A "normal life"? How can that possibly be? I thought they were occupied and subjugated.
Is Israel's democracy "threatened"? Why don't I, a secular Jew living in Israel, who, like most Israelis favor a two-state solution but demand in return an acknowledgment of our right to exist, feel "threatened" by right wing, ultra-Orthodox extremists?
As observed by Jeffrey Goldberg in a 2010 interview with Peter Beinart in The Atlantic:
"Are Israel's failings, in fact, so terrible, especially given the line-up of enemies Israel is facing? I'm asking you to confront reality, not your Utopian vision of what a Jewish country should be. The reality is that there are organizations and countries trying to physically eliminate the Jewish state. Even with this existential problem, Israel still manages to be the freest and most democratic state in the Middle East, and one that even grants its Muslim citizens the right to build minarets and wear burqas, unlike many countries in Europe."
In any event, thanks for the warning, David, but sorry if I don't feel "threatened." Vigilant, yes. Threatened, no.
Jeffrey, I admire you for your sacrifice and willingness to go through all this garbage. Personally, I am unable to force myself to read a piece in the NYT, for example, which according to the title insists that Iran and Israel are identical.
ReplyDeleteAll these people strike me, frankly speaking, as primitive, able to function only in some simplistic way: "Bush is bad, Obama must be wonderful." I am beginning to believe that there is an advantage of being born in tragic places, having a tragic family history, being an immigrant more than once, having solid education in an environment concerned with ethics. These people look to me as shallow political hacks, with no sense of ethics, no sense of tragedy, accumulating more and more goods and benefits at any cost without any concerns about the consequences for other people and nations, without stopping for a moment to really think.

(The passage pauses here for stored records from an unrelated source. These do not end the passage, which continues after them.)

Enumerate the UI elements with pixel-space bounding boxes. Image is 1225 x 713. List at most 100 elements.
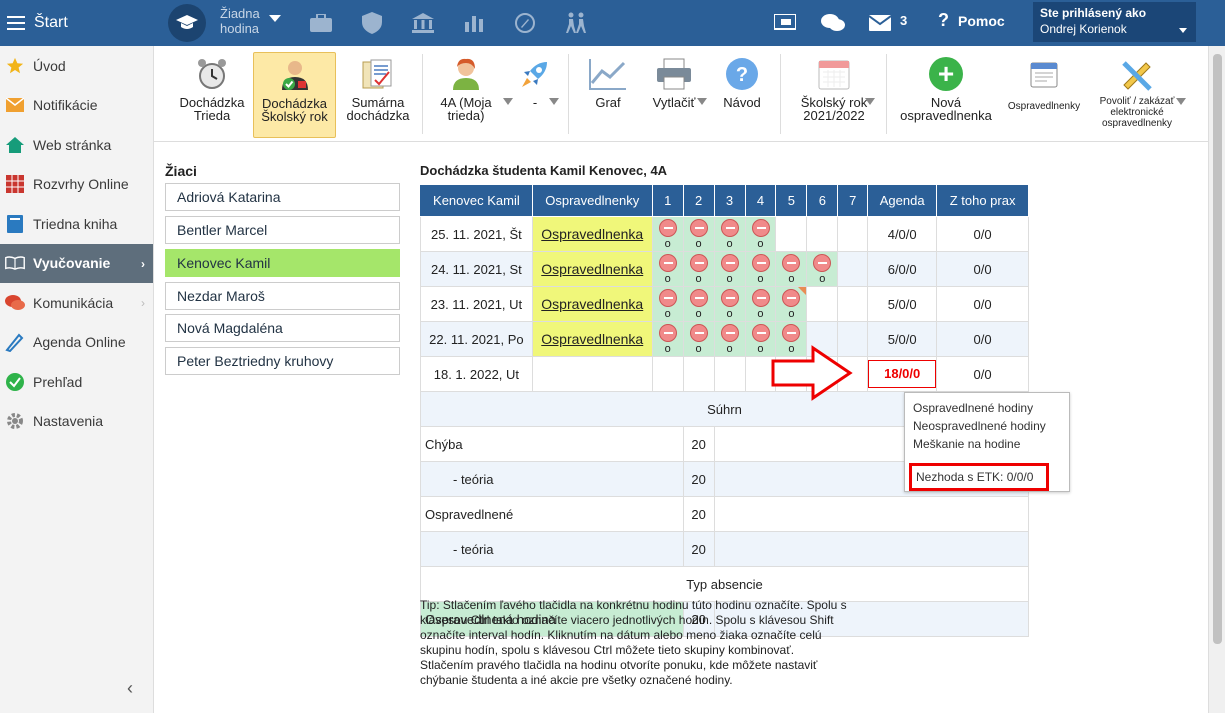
absence-cell[interactable]: o xyxy=(713,321,746,357)
absence-cell[interactable]: o xyxy=(744,216,777,252)
hour-cell[interactable] xyxy=(806,286,839,322)
page-scrollbar[interactable] xyxy=(1208,46,1225,713)
absence-cell[interactable]: o xyxy=(775,286,808,322)
student-item[interactable]: Bentler Marcel xyxy=(165,216,400,244)
absence-cell[interactable]: o xyxy=(744,286,777,322)
table-row: 24. 11. 2021, St Ospravedlnenka o o o o … xyxy=(420,251,1029,287)
user-menu[interactable]: Ste prihlásený ako Ondrej Korienok xyxy=(1033,2,1196,42)
sidebar-item-komunikacia[interactable]: Komunikácia › xyxy=(0,283,153,323)
toolbar-povolit-zakazat[interactable]: Povoliť / zakázať elektronické ospravedl… xyxy=(1089,52,1185,138)
column-header[interactable]: 1 xyxy=(651,184,684,217)
hour-caret-icon[interactable] xyxy=(269,15,281,22)
column-header[interactable]: 5 xyxy=(775,184,808,217)
start-menu-button[interactable]: Štart xyxy=(0,0,154,46)
absence-cell[interactable]: o xyxy=(682,286,715,322)
student-item[interactable]: Nová Magdaléna xyxy=(165,314,400,342)
column-header[interactable]: Kenovec Kamil xyxy=(420,184,533,217)
excuse-link[interactable]: Ospravedlnenka xyxy=(531,251,653,287)
absence-cell[interactable]: o xyxy=(651,216,684,252)
shield-icon[interactable] xyxy=(360,11,384,35)
sidebar-item-notifikacie[interactable]: Notifikácie xyxy=(0,86,153,126)
school-year-caret-icon[interactable] xyxy=(865,98,875,105)
absence-cell[interactable]: o xyxy=(682,251,715,287)
hour-cell[interactable] xyxy=(806,216,839,252)
student-item[interactable]: Nezdar Maroš xyxy=(165,282,400,310)
excuse-link[interactable]: Ospravedlnenka xyxy=(531,286,653,322)
collapse-sidebar-button[interactable]: ‹ xyxy=(127,678,133,699)
hour-cell[interactable] xyxy=(837,216,869,252)
student-item-selected[interactable]: Kenovec Kamil xyxy=(165,249,400,277)
sidebar-item-triedna-kniha[interactable]: Triedna kniha xyxy=(0,204,153,244)
absence-cell[interactable]: o xyxy=(713,216,746,252)
tooltip-line: Neospravedlnené hodiny xyxy=(913,419,1046,433)
toolbar-rocket-select[interactable]: - xyxy=(510,52,560,138)
alarm-clock-icon xyxy=(176,52,248,96)
hour-cell[interactable] xyxy=(651,356,684,392)
absence-cell[interactable]: o xyxy=(682,216,715,252)
sidebar-item-uvod[interactable]: Úvod xyxy=(0,46,153,86)
absence-cell[interactable]: o xyxy=(651,286,684,322)
date-cell[interactable]: 18. 1. 2022, Ut xyxy=(420,356,533,392)
sidebar-item-prehlad[interactable]: Prehľad xyxy=(0,362,153,402)
excuse-link[interactable]: Ospravedlnenka xyxy=(531,321,653,357)
absence-cell[interactable]: o xyxy=(744,251,777,287)
sidebar-item-nastavenia[interactable]: Nastavenia xyxy=(0,402,153,442)
plus-circle-icon: + xyxy=(897,52,995,96)
excuse-link[interactable]: Ospravedlnenka xyxy=(531,216,653,252)
cast-screen-icon[interactable] xyxy=(773,11,797,35)
toolbar-sumarna-dochadzka[interactable]: Sumárna dochádzka xyxy=(342,52,414,138)
hour-cell[interactable] xyxy=(837,286,869,322)
sidebar-item-web-stranka[interactable]: Web stránka xyxy=(0,125,153,165)
toolbar-ospravedlnenky[interactable]: Ospravedlnenky xyxy=(1006,52,1082,138)
absence-cell[interactable]: o xyxy=(806,251,839,287)
absence-cell[interactable]: o xyxy=(682,321,715,357)
walking-people-icon[interactable] xyxy=(564,11,588,35)
column-header[interactable]: 7 xyxy=(837,184,869,217)
envelope-icon[interactable] xyxy=(868,11,892,35)
briefcase-icon[interactable] xyxy=(309,11,333,35)
bar-chart-icon[interactable] xyxy=(462,11,486,35)
current-hour-selector[interactable]: Žiadna hodina xyxy=(220,6,260,36)
toolbar-graf[interactable]: Graf xyxy=(576,52,640,138)
rocket-select-caret-icon[interactable] xyxy=(549,98,559,105)
enable-excuses-caret-icon[interactable] xyxy=(1176,98,1186,105)
sidebar-item-vyucovanie[interactable]: Vyučovanie › xyxy=(0,243,153,283)
toolbar-class-select[interactable]: 4A (Moja trieda) xyxy=(430,52,502,138)
student-item[interactable]: Peter Beztriedny kruhovy xyxy=(165,347,400,375)
date-cell[interactable]: 22. 11. 2021, Po xyxy=(420,321,533,357)
hour-cell[interactable] xyxy=(775,216,808,252)
column-header[interactable]: 2 xyxy=(682,184,715,217)
column-header[interactable]: 4 xyxy=(744,184,777,217)
column-header[interactable]: 3 xyxy=(713,184,746,217)
sidebar-item-rozvrhy-online[interactable]: Rozvrhy Online xyxy=(0,165,153,205)
help-button[interactable]: ? Pomoc xyxy=(938,10,1005,31)
bank-icon[interactable] xyxy=(411,11,435,35)
pen-circle-icon[interactable] xyxy=(513,11,537,35)
date-cell[interactable]: 23. 11. 2021, Ut xyxy=(420,286,533,322)
date-cell[interactable]: 25. 11. 2021, Št xyxy=(420,216,533,252)
absence-cell[interactable]: o xyxy=(651,321,684,357)
toolbar-nova-ospravedlnenka[interactable]: + Nová ospravedlnenka xyxy=(897,52,995,138)
hour-cell[interactable] xyxy=(713,356,746,392)
toolbar-dochadzka-skolsky-rok[interactable]: Dochádzka Školský rok xyxy=(253,52,336,138)
absence-cell[interactable]: o xyxy=(713,251,746,287)
sidebar-item-agenda-online[interactable]: Agenda Online xyxy=(0,323,153,363)
excuse-cell[interactable] xyxy=(531,356,653,392)
scrollbar-thumb[interactable] xyxy=(1213,54,1222,644)
toolbar-dochadzka-trieda[interactable]: Dochádzka Trieda xyxy=(176,52,248,138)
toolbar-navod[interactable]: ? Návod xyxy=(715,52,769,138)
print-caret-icon[interactable] xyxy=(697,98,707,105)
column-header[interactable]: 6 xyxy=(806,184,839,217)
toolbar-skolsky-rok[interactable]: Školský rok 2021/2022 xyxy=(788,52,880,138)
messages-count-badge[interactable]: 3 xyxy=(900,13,907,28)
student-item[interactable]: Adriová Katarina xyxy=(165,183,400,211)
hour-cell[interactable] xyxy=(682,356,715,392)
chat-bubbles-icon[interactable] xyxy=(821,11,845,35)
absence-cell[interactable]: o xyxy=(651,251,684,287)
absence-cell[interactable]: o xyxy=(775,251,808,287)
date-cell[interactable]: 24. 11. 2021, St xyxy=(420,251,533,287)
toolbar-vytlacit[interactable]: Vytlačiť xyxy=(644,52,704,138)
absence-cell[interactable]: o xyxy=(713,286,746,322)
hour-cell[interactable] xyxy=(837,251,869,287)
graduation-cap-icon[interactable] xyxy=(168,4,206,42)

Unlike them, I, much less privileged, did go to Israel, did study Jewish history (on masters level) and did study Hebrew.
I was thinking just yesterday about how different, for example, is Krugman from Sakharov who was as successful in the former Soviet Union as one could be and gave up everything (not to mention risked his life) to do what he thought was the right thing to do.
I don't see Krugman (so privileged and independently wealthy) doing anything what would endanger his status, his income and his privileges.
In December of 1981, at the beginning of martial law in Poland, the Warsaw paper published an ad: "A journalist is looking for a decent job, preferably that of a taxi driver."
I can't imagine anyone among these dishonest hacks as an author of such quality writing.
You need to be more vigilant with your spelling.
ReplyDeleteThanks. I will indeed try to be more vigilant.